28. In the case of Ashok K Chaudhary v SEBI, (Appeal No 69 of 2008), dated
November 5, 2008, the Hon’ble SAT observed that :
Page 23 of 24
“such large number of reverse trades cannot take place through the
mechanism of the system. These have obviously been manipulated. Moreover,
reverse trades are fictitious trades meant to increase volumes on the screen
of the trading system as there is no change of beneficial ownership in the
traded shares”.
29. In view of the above findings it can be concluded that SHEETAL KADAM has
violated Regulation 4(1) and 4(2) (e) of PFUTP Regulations. The said violations
attract penalty under section 15HA of the SEBI Act which provides that:
15HA. Penalty for fraudulent and unfair trade practices‐ If any person
indulges in fraudulent and unfair trade practices relating to securities,
he shall be liable to a penalty of twenty‐five crore rupees or three
times the amount of profits made out of such practices, whichever is
higher.
30. In this regard, the provisions of Section 15J of the SEBI Act and Rule 5 of the
Rules require that while adjudging the quantum of penalty, the adjudicating
officer shall have due regard to the following factors namely;
a. the amount of disproportionate gain or unfair advantage wherever
quantifiable, made as a result of the default
b. the amount of loss caused to an investor or group of investors as a
result of the default
c. the repetitive nature of the default
31. It is also to be noted that the Investigation report has not quantified the
profit / loss for the nature of violations /transactions carried out by SHEETAL
KADAM and no quantifiable figures are available on record to assess the
disproportionate gain or unfair advantage, amount of loss caused to an
investor or group of investors as a result of the fraudulent practices and non‐
genuine transactions.
Page 24 of 24
32. In view of the above, I impose a penalty of Rs. 40 lakhs (forty lakhs only) on
SHEETAL KADAM under Section 15 HA of the Securities and Exchange Board
of India Act, 1992, which is appropriate in the facts and circumstances of the
case.
ORDER
33. In view of the above, after considering all the facts and circumstances of the
case and exercising the powers conferred upon me U/s 15‐I of the Act, I
hereby impose a penalty of Rs. 40 lakhs (forty lakhs only) on SHEETAL
KADAM under Section 15HA of the SEBI Act. I am of view that the said
penalty is commensurate with the violations made by SHEETAL KADAM.

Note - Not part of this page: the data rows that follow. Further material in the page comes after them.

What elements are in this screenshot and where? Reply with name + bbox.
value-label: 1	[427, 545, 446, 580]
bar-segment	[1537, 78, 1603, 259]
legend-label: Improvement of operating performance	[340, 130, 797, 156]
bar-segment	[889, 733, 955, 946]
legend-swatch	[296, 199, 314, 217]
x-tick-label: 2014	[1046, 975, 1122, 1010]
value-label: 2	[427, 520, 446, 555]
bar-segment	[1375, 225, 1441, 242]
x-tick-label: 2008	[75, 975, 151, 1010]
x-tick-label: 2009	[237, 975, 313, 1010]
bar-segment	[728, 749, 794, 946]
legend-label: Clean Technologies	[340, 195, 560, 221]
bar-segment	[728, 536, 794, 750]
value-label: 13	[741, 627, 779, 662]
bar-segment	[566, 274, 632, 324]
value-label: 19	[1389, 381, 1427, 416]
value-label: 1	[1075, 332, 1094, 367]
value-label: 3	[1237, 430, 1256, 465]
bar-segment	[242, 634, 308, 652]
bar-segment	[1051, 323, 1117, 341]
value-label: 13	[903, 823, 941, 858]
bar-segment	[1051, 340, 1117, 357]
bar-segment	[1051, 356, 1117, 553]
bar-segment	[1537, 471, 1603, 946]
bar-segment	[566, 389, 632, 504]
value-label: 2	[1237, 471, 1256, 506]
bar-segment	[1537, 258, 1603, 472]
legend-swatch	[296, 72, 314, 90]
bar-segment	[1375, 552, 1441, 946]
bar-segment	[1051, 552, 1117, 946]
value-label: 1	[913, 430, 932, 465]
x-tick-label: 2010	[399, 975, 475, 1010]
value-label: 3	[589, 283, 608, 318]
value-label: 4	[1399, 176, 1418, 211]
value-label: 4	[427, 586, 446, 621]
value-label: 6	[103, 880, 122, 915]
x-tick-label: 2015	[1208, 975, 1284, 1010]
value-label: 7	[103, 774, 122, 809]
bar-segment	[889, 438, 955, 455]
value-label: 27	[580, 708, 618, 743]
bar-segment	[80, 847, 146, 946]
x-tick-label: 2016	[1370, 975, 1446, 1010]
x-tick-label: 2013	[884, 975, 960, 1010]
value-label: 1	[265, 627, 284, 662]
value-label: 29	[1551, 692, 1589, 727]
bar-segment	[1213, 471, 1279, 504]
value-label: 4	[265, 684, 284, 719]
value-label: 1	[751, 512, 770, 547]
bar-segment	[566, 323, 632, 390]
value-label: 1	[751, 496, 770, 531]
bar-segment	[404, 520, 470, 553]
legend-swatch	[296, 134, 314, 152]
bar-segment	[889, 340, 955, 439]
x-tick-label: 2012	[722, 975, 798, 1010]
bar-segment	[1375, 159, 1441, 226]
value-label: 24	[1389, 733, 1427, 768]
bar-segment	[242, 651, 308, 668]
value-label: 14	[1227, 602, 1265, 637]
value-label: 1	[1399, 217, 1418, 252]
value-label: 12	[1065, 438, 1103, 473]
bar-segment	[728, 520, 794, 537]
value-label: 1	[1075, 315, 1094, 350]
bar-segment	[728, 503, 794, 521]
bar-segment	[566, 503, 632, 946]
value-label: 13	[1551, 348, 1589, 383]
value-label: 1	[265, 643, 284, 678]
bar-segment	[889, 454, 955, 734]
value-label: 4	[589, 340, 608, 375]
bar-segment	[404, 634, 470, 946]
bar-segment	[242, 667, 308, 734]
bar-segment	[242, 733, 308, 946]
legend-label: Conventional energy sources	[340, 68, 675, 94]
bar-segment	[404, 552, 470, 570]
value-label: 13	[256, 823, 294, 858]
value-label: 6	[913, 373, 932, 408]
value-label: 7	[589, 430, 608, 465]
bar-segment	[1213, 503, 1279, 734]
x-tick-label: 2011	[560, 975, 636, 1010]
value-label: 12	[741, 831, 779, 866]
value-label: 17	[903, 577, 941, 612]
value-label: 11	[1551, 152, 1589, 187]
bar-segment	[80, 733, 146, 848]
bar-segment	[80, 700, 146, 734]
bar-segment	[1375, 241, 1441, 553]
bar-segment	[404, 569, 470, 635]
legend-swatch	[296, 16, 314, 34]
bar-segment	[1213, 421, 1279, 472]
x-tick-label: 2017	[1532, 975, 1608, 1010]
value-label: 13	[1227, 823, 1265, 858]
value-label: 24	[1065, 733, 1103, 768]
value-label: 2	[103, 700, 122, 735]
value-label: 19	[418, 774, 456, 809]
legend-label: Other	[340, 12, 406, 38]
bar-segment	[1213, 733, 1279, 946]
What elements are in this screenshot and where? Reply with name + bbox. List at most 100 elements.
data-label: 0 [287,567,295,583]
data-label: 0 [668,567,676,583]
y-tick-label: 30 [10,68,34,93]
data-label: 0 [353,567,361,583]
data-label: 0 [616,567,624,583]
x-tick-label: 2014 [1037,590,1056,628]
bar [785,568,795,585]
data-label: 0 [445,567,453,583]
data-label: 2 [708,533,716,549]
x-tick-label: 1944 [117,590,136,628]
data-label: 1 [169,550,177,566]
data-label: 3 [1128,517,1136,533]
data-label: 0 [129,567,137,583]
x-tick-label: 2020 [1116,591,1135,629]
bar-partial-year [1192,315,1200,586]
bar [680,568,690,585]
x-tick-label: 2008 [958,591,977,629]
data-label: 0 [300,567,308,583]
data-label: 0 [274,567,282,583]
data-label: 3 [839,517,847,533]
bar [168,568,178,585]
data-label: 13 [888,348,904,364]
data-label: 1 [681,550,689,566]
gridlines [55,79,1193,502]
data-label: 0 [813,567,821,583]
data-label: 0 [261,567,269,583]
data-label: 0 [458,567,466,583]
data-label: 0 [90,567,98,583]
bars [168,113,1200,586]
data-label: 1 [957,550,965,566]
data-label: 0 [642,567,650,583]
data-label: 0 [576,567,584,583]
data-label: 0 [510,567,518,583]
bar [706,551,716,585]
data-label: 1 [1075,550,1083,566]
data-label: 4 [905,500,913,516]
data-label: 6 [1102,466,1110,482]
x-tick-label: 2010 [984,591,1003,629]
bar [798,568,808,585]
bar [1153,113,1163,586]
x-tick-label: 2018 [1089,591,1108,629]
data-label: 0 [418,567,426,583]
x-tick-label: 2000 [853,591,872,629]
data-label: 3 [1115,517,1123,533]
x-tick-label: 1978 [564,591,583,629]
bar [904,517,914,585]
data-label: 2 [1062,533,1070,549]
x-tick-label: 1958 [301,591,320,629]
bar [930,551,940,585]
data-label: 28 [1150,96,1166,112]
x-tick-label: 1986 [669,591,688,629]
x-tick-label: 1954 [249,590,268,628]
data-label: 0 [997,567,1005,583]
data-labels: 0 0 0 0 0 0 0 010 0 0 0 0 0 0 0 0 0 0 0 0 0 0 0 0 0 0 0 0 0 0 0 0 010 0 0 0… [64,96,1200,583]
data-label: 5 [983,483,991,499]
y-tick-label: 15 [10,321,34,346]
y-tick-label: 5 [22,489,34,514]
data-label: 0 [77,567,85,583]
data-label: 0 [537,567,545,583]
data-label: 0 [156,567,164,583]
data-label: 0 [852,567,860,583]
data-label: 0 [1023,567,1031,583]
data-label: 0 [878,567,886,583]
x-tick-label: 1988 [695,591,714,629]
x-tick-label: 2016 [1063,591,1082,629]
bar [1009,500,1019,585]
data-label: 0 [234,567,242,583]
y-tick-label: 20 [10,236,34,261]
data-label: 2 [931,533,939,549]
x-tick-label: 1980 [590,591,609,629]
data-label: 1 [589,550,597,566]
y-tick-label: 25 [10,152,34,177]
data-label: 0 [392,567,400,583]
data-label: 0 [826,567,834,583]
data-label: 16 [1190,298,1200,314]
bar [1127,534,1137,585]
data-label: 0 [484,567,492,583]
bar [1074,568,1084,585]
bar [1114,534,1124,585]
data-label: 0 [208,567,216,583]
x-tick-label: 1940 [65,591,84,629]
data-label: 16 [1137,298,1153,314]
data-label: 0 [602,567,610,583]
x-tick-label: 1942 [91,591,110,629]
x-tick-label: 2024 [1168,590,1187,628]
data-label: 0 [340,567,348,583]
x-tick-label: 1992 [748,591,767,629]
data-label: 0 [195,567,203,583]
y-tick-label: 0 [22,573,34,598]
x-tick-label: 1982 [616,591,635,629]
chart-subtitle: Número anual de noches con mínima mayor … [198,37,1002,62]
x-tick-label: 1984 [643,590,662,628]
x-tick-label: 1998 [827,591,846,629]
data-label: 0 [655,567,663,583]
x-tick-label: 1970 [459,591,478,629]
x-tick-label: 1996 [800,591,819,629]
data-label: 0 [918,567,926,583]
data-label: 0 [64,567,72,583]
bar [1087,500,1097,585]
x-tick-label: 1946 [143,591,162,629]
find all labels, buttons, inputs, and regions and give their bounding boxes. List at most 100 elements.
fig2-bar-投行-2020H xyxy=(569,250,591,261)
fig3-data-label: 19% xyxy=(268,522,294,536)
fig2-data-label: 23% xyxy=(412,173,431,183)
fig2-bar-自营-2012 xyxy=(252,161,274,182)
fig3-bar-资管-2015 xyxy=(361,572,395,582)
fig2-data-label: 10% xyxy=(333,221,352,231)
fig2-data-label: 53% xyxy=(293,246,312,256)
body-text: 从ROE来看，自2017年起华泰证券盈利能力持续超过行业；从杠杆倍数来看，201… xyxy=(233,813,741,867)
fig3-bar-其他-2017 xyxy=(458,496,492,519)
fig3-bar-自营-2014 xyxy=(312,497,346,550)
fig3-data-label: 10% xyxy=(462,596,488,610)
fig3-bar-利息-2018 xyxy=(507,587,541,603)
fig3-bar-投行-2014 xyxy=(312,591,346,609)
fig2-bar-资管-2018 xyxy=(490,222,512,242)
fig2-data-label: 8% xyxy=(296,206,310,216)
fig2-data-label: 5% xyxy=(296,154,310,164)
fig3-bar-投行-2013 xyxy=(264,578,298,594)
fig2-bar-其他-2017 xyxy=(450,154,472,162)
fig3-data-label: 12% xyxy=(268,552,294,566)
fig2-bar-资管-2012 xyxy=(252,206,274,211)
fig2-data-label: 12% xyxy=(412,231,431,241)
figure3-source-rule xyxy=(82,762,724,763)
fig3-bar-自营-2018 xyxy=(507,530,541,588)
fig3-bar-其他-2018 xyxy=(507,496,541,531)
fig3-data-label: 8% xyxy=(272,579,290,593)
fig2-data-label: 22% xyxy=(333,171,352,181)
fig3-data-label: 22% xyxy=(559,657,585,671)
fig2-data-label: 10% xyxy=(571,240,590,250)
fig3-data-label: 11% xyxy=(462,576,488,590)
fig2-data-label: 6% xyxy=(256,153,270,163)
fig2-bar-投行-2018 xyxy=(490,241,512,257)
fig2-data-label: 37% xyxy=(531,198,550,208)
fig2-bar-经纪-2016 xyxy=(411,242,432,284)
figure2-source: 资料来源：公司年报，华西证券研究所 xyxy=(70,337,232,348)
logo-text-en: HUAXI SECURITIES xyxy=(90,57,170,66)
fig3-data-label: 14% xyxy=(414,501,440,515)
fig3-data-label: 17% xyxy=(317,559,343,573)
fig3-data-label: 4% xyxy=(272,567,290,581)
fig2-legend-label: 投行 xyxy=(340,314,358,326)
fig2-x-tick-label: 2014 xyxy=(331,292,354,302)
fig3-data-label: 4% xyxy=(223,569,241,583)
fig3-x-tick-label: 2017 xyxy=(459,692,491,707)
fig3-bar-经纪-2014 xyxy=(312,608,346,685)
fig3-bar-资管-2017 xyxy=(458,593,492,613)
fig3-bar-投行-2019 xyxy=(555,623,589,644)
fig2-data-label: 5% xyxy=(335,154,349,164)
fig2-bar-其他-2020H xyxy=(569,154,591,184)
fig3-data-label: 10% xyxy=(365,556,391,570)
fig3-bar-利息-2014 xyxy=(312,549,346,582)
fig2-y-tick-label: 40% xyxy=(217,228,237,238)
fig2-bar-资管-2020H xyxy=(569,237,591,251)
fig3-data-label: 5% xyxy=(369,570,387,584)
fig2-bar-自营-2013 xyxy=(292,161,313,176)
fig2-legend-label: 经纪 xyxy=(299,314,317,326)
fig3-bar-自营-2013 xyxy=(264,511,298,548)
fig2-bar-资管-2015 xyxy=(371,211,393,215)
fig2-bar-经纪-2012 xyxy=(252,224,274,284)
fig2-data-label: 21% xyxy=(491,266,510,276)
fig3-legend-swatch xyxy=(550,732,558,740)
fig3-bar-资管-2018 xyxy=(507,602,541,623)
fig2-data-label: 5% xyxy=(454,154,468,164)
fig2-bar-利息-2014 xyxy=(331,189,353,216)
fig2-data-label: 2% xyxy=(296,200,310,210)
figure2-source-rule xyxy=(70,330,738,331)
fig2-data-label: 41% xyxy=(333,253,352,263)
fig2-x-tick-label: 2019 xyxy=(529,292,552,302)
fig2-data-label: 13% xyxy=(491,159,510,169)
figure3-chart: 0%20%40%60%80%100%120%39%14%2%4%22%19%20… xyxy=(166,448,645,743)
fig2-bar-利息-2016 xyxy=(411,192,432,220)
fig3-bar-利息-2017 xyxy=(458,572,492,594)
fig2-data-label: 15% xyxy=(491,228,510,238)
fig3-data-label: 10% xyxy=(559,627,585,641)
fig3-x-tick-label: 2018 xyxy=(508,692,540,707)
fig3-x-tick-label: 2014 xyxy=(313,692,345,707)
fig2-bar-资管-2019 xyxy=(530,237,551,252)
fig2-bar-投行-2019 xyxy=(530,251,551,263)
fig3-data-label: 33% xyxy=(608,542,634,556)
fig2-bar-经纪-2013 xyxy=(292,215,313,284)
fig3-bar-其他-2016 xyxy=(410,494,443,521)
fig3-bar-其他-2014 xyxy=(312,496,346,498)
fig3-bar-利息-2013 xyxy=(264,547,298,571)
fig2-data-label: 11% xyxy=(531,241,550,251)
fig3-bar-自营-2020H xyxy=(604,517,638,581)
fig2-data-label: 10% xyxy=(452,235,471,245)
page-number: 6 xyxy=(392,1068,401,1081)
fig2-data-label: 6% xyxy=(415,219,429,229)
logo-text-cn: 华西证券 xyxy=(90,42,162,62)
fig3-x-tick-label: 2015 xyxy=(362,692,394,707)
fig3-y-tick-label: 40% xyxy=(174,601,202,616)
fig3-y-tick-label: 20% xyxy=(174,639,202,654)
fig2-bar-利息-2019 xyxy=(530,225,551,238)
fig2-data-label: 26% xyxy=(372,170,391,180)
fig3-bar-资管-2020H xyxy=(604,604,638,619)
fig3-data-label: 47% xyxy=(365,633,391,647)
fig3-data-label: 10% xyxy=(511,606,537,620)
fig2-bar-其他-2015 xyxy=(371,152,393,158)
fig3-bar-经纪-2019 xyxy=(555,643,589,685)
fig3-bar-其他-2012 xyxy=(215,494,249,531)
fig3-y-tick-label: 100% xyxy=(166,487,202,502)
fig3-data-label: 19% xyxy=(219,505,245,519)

34. The above penalty amount shall be paid through a duly crossed demand draft
drawn in favour of “SEBI – Penalties Remittable to Government of India”
payable at Mumbai, within 45 days of receipt of this order. The said demand
draft should be forwarded to Deputy General Manager, Investigation
Department ‐ ID 6, Securities and Exchange Board of India, SEBI Bhavan, Plot
No, C4‐A, “G” Block, Bandra Kurla Complex, Bandra (East), Mumbai‐400 051.
35. In terms of the Rule 6 of the Adjudicating Rules, copies of this order are sent
to SHEETAL KADAM and also to Securities and Exchange Board of India.